Dua Bamus, Satu Tujuan: Bersama Membangun Budaya di Kota Tangerang Selatan
RATAS — Para tokoh adat Betawi Kota Tangerang Selatan berkumpul dalam sebuah rapat terbatas (ratas) untuk mendeklarasikan terbentuknya Bamus Adat Betawi Kota Tangerang Selatan, Minggu (20/4/2025). Acara tersebut menjadi momen silaturahmi masyarakat Betawi pasca-Idulfitri, mempererat kebersamaan dalam upaya mempertahankan adat dan budaya lokal.
Wali Kota Tangerang Selatan, Benyamin Davnie, mengapresiasi inisiatif tersebut dan menegaskan pentingnya sinergi antara pemerintah dan masyarakat dalam pelestarian budaya.
“Pemkot dan masyarakat harus saling bersinergi dalam pembangunan Kota Tangsel.
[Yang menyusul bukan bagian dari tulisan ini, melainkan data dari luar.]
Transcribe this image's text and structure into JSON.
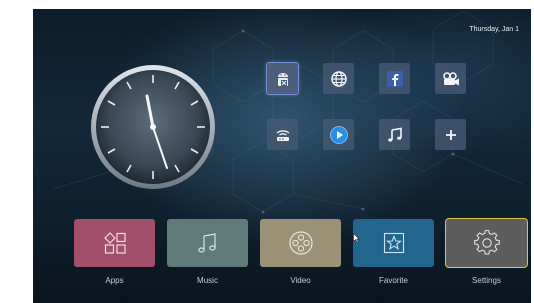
{
  "status_bar": {
    "date": "Thursday, Jan 1"
  },
  "clock": {
    "hour": 11,
    "minute": 27
  },
  "shortcuts": [
    {
      "icon": "android-apk-icon",
      "selected": true
    },
    {
      "icon": "globe-icon"
    },
    {
      "icon": "facebook-icon"
    },
    {
      "icon": "movie-camera-icon"
    },
    {
      "icon": "wifi-router-icon"
    },
    {
      "icon": "play-circle-icon"
    },
    {
      "icon": "music-note-icon"
    },
    {
      "icon": "plus-icon"
    }
  ],
  "dock": [
    {
      "label": "Apps",
      "icon": "apps-grid-icon",
      "color": "#a24f6b"
    },
    {
      "label": "Music",
      "icon": "music-note-icon",
      "color": "#5e7b7a"
    },
    {
      "label": "Video",
      "icon": "film-reel-icon",
      "color": "#9a9176"
    },
    {
      "label": "Favorite",
      "icon": "star-icon",
      "color": "#22658d"
    },
    {
      "label": "Settings",
      "icon": "gear-icon",
      "color": "#5d5d5e",
      "focused": true
    }
  ],
  "colors": {
    "focus_border": "#d8c93a",
    "tile_bg": "#465a73"
  }
}
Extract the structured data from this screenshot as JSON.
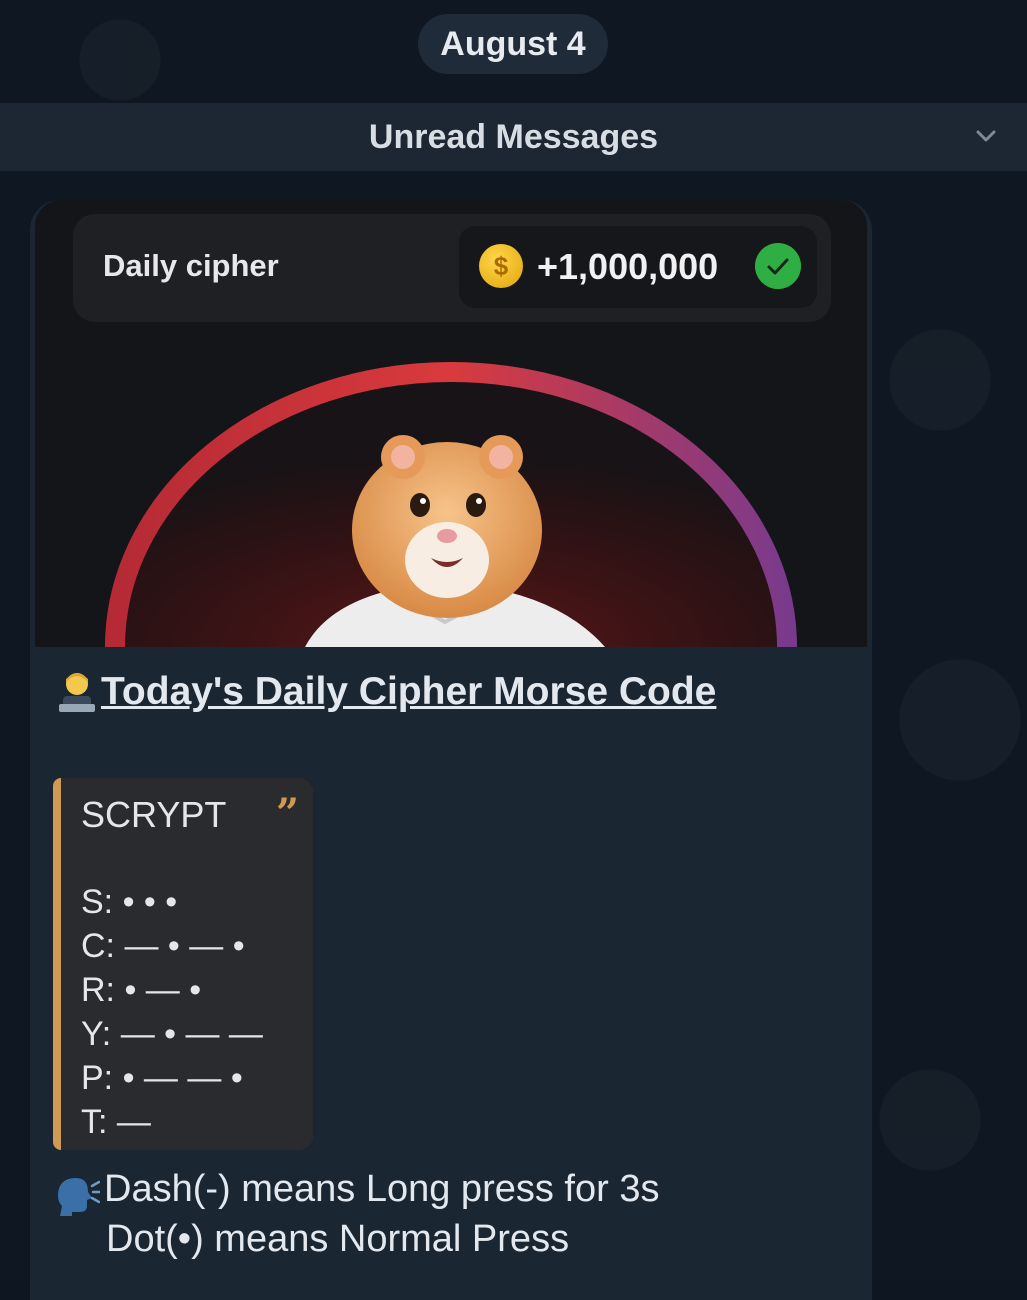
{
  "chat": {
    "date_label": "August 4",
    "unread_label": "Unread Messages"
  },
  "message": {
    "card": {
      "title": "Daily cipher",
      "coin_symbol": "$",
      "reward": "+1,000,000",
      "reward_status": "claimed"
    },
    "caption_title": "Today's Daily Cipher Morse Code",
    "quote": {
      "word": "SCRYPT",
      "lines": [
        "S: • • •",
        "C: — • — •",
        "R: • — •",
        "Y: — • — —",
        "P: • — — •",
        "T: —"
      ]
    },
    "notes": [
      "Dash(-) means Long press for 3s",
      "Dot(•) means Normal Press"
    ]
  },
  "colors": {
    "background": "#0f1822",
    "bubble": "#1b2633",
    "quote_accent": "#d19a52",
    "check_green": "#2fae43",
    "coin_gold": "#f2bf21"
  },
  "icons": {
    "chevron": "chevron-down-icon",
    "coin": "coin-icon",
    "check": "check-circle-icon",
    "quote": "quote-icon",
    "technologist": "technologist-emoji-icon",
    "speaking": "speaking-head-emoji-icon"
  }
}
Karena itu, saya berikan dana sebesar Rp50 juta untuk mendukung kegiatan operasional Bamus Adat Betawi Tangsel dan memberikan izin penggunaan Rumah Blandongan di Tandon Ciater sebagai sekretariatnya,” ujar Benyamin.
Ketua Bamus Adat Betawi Tangsel, Moch. Ramlie, menyatakan kesiapannya untuk bekerja sama dengan pemerintah demi kemajuan bersama.
“Acara ini menjadi momentum penting untuk mempererat tali persaudaraan sekaligus memperkuat peran Bamus Adat Betawi dalam menjaga dan melestarikan budaya Betawi di Kota Tangsel,” ungkap Ramlie.
” Agar dapat diketahui, kalau Bamus Adat Betawi Kota Tangerang Selatan, adalah bamusnya Adat betawi, tapi kalau bamus Tangsel adalah untuk semua Etnis, karena Tangsel kota urban. Tapi kami selalu bersinergi dan tidak ada kata dualisme, karena kami AD ART nya saja berbeda. Dan kami saling berkolaborasi dalam segala bidang, begitu Diaz”, tegas Haji Abi biasa disebutnya
Sementara itu, Ketua Bamus Tangerang Selatan sekaligus anggota DPRD dari Fraksi Partai Demokrat, Julham Firdaus, menegaskan tidak ada perpecahan dalam tubuh Bamus, melainkan perbedaan nama dan lingkup fokus.
“Tak ada apa-apa, cuma beda namanya. Itu Bamus Betawi, sementara kami Bamus Tangsel. Tapi semua sinergi untuk masyarakat dan kemajuan Tangsel. Bismillah,” ujar pria yang akrab disapa JF, Senin (21/4/2025).
Menanggapi isu dualisme seperti yang terjadi di Jakarta, JF menampik adanya konflik serupa.
“Gak ada terlalu begitu. Semua harus sinergi dan bersama untuk Tangerang Selatan. Apapun namanya, tidak ada dualisme atau perbedaan. Semua untuk membangun Tangsel bersama-sama,” tegasnya.
JF juga menambahkan bahwa yang terpenting bukan soal nama, melainkan semangat persatuan dan kebersamaan.
“Apalah arti sebuah nama. Yang paling berarti itu persatuan dan kebersamaan membangun Tangsel. Jadi tidak masalah, selama semuanya memperkuat silaturahmi,” imbuhnya.
Pendiri Bamus Tangerang Selatan, Subari Martadinata, menegaskan bahwa lembaga yang ia bentuk tidak hanya untuk satu etnis tertentu, tetapi inklusif bagi seluruh masyarakat Tangsel.
“Bamus Tangsel yang saya ciptakan tidak bermuara pada satu suku saja, karena Kota Tangsel adalah kota urban. Kami hadir untuk seluruh masyarakat Tangsel,” ujar Subari.
Saat ini, ia mengaku tengah fokus pada isu-isu khusus, salah satunya terkait program Sempaki. “Ke depan tentu ada pembagian tugas dan fokus masing-masing dalam struktur organisasi,” pungkasnya.